According to the method of manufacturing a TFT panel of the present invention, after a gate line made of a metal film is formed on a substrate, a transparent conductive film is formed on the substrate and a negative film is formed on the transparent conductive film. Type photoresist film is formed, and the resist film is exposed from the lower surface side of the substrate using the gate line as a light-shielding film and then developed to remove the resist film on the gate line, and then the transparent conductive film is formed. The membrane
Since the transparent conductive film left under the resist film is used as a capacitance-forming electrode by etching until all the parts deposited on the side surfaces of the gate line are removed, the photoresist film is formed into a predetermined pattern. Therefore, it is not necessary to use an exposure mask for performing the exposure process, and therefore it is not necessary to use an expensive high-precision exposure processing apparatus unlike the exposure process using the exposure mask. It can be formed at low cost.

[Brief description of drawings]

FIG. 1 is a sectional view of each step showing a step of forming a capacitance forming electrode according to an embodiment of the present invention.

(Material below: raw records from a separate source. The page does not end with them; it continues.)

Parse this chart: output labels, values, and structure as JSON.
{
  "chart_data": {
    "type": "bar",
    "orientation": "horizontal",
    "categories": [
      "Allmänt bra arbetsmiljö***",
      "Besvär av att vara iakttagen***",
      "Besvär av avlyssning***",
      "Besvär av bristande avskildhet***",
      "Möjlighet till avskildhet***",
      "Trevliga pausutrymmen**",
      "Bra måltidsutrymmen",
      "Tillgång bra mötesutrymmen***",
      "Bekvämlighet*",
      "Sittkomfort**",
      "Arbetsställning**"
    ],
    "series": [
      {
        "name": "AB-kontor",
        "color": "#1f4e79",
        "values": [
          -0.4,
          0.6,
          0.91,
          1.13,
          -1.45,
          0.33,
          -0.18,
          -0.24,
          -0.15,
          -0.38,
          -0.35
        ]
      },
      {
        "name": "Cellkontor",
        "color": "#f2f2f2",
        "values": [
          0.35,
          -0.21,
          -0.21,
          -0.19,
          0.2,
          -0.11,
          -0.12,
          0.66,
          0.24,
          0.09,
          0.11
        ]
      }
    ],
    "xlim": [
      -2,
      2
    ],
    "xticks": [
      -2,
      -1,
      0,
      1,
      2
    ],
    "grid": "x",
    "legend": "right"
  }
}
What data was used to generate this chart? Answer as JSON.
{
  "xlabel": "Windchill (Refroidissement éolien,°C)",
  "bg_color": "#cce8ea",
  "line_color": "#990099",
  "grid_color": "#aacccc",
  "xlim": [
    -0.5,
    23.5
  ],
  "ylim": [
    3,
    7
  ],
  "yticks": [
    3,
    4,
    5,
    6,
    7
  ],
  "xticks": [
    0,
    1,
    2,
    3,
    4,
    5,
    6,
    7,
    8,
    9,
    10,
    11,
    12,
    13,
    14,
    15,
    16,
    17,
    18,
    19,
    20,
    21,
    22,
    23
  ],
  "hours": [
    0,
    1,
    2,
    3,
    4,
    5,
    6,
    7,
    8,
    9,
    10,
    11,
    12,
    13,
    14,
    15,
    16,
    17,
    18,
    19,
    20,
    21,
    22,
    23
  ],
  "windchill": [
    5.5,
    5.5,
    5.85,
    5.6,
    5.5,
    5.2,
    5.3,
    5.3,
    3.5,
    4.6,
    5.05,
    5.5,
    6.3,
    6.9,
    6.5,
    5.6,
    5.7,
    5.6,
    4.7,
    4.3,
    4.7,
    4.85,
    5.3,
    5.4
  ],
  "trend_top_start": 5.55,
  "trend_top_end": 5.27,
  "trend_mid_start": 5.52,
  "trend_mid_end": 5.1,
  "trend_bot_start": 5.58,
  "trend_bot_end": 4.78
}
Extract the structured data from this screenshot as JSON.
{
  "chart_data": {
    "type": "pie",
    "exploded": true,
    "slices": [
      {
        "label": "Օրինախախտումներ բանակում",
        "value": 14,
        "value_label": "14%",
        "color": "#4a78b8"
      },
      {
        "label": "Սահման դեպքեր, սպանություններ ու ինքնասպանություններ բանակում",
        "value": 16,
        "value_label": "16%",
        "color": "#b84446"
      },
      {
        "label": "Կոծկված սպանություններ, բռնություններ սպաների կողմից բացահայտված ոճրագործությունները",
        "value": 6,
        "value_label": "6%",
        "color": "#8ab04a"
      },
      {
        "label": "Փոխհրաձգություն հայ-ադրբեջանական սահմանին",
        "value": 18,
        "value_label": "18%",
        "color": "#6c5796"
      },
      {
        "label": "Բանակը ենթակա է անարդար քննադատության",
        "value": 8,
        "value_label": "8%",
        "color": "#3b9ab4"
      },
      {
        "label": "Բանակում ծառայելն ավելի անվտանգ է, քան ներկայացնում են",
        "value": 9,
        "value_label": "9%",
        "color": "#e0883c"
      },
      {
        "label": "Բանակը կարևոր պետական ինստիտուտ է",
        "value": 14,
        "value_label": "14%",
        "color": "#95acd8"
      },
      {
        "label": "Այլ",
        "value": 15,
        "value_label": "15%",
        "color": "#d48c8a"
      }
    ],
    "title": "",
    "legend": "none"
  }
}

FIG. 2 is a plan view of a part of the manufactured TFT panel.

[Explanation of symbols]

 DESCRIPTION OF SYMBOLS 1 ... Substrate 2 ... Gate line 3 ... Thin film transistor 4 ... Gate electrode 5 ... Gate insulating film 6 ... i-type semiconductor film 7 ... Source electrode 8 ... Drain electrode 9 ... Pixel electrode 10 ... Data line 11 ... Capacitance formation electrode 11a ... Transparent Conductive film 12 ... Resist film

Claims (1)

[Claims] 1. A thin film transistor having a gate line and a gate electrode integrally formed on the gate line on a transparent substrate, and a thin film transistor formed on a gate insulating film of the thin film transistor and connected to a source electrode of the thin film transistor. A pixel electrode and a data line connected to the drain electrode of the thin film transistor are provided, and a capacitance forming electrode facing the pixel electrode across the gate insulating film is provided on the substrate to form the capacitance. A method of manufacturing a thin film transistor panel in which an additional capacitance is constituted by a working electrode, the pixel electrode, and the gate insulating film between the electrodes, wherein after forming a gate line made of a metal film on the substrate, a transparent conductive film is formed on the substrate. A film is formed and a negative photoresist film is formed on this transparent conductive film.
The resist film is exposed from the lower surface side of the substrate using the gate line as a light-shielding film and then developed to remove the resist film on the gate line, and then the transparent conductive film is formed on the side surface of the gate line. A method for manufacturing a thin film transistor panel, characterized in that the transparent conductive film left under the resist film is used as a capacitance-forming electrode by etching until all the portions adhered to are removed.